Pourquoi devez-vous envisager d'adapter fortement vos systèmes d'information ?
Attention, qui dit projets peut laisser croire qu'il faut attendre pour s'intéresser aux impacts sur les systèmes d'information.
Faux pour deux raisons !
Concernant les nouveautés applicables au 1er janvier 2010,
à savoir les nouvelles normes sur les acquisitions/cessions, il convient de reparamétrer dès à présent vos systèmes de reporting et de consolidation automatisés.
Ce reparamétrage :
- est nécessaire pour toute transaction réalisée
- et concerne notamment les variations de périmètre, la répartition groupe/intérêts minoritaires, le tableau de flux de trésorerie du fait de la déconnexion cash/résultat.
Concernant les nombreux projets en cours jusqu'en 2012,
il est nécessaire d'alerter la Direction des Systèmes d'Information :
- pour la planification budgétaire et en ressources humaines sur les besoins liés aux adaptations variées (location, revenu, titrisation…),
- au développement de nouveaux outils d'évaluation (provisions, location, actifs financiers…)

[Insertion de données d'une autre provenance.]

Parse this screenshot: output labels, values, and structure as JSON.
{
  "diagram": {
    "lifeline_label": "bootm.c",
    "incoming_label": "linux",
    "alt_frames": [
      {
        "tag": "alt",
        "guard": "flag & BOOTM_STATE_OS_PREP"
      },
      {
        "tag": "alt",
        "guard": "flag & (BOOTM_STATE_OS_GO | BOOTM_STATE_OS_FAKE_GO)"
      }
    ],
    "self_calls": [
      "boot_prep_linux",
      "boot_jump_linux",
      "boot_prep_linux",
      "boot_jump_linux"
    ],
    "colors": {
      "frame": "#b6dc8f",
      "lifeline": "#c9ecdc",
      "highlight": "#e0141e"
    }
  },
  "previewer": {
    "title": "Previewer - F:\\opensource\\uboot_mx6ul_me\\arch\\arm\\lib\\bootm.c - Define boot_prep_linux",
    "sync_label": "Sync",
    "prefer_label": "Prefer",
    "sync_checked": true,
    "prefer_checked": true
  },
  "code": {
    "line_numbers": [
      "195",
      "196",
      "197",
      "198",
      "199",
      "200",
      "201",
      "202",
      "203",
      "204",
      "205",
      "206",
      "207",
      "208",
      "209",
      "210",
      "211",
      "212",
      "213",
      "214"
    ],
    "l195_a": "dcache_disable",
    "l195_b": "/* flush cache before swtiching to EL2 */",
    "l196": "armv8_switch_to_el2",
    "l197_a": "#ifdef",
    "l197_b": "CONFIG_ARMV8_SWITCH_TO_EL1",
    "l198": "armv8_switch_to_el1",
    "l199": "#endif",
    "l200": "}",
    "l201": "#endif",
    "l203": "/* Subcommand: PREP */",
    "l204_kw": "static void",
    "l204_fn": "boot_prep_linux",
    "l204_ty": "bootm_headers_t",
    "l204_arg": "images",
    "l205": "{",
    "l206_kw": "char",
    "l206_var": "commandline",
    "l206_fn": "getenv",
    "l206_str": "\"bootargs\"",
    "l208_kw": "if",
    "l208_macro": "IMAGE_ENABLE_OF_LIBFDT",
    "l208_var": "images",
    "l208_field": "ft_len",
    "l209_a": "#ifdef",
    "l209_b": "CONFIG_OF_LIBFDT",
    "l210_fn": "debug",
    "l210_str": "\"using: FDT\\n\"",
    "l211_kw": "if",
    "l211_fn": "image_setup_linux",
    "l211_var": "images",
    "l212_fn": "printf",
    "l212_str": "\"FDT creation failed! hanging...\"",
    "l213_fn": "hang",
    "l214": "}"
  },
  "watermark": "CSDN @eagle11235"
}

- et à la modification de toute la chaîne de production des futurs états financiers (en amont : ERP, interface système de consolidation ; en aval : processus budgétaire, système de pilotage du management).
Agir dès maintenant pour éviter à votre groupe un risque majeur !
Difficile d'utiliser l'expression Big Bang, de démontrer son ampleur sans conclure en parlant de risque majeur si aucune action n'était entreprise par votre groupe !
C'est pourquoi, à notre avis, face aux enjeux de ce 2ème Big bang IFRS, il convient de mener les 4 actions suivantes :
- Sensibilisez immédiatement de façon générale (c'est l'objet de cet article !) :
- vos dirigeants, administrateurs et comités d'audit
- ainsi que vos directions opérationnelles.
- Transposez ensuite au cas particulier de votre groupe en évaluant les principaux impacts :
- sur vos modes et contrats d'acquisitions/cessions,
- votre niveau d'endettement,
- votre chiffre d'affaires
- et vos ratios de performance.
- De quoi en tirer des enseignements immédiats sur :
- vos décisions de croissance et de partenariat,
- votre stratégie de financement et de négociation de covenants,
- vos futurs indicateurs de communication financière
- et votre planification budgétaire liée aux adaptations de vos systèmes d'information.
- Enfin, sur les projets vous affectant de façon majeure, organisez votre éventuel lobbying :
- via ACTEO (l'association émanant du Medef qui défend les intérêts des entreprises françaises en Europe et à l'international et qui regroupe déjà parmi ses membres l'ensemble du CAC 40)
- ou via le CNC, un des très rares normalisateurs au monde à constituer un groupe de travail pour chaque projet, avant d'adresser à l'IASB ses commentaires préparés par sa Commission internationale et revus au Collège,
- ou en vous adressant directement auprès de l'IASB.
Certains pourraient même considérer, vu l'ampleur de ces changements et de la surprise qu'ils vont engendrés, que la gouvernance de l'IASB devrait être améliorée. La France, via le CNC, vient de s'exprimer à ce sujet en novembre dernier à l'occasion de commentaires sur le projet de revue de la Constitution de l'IASB.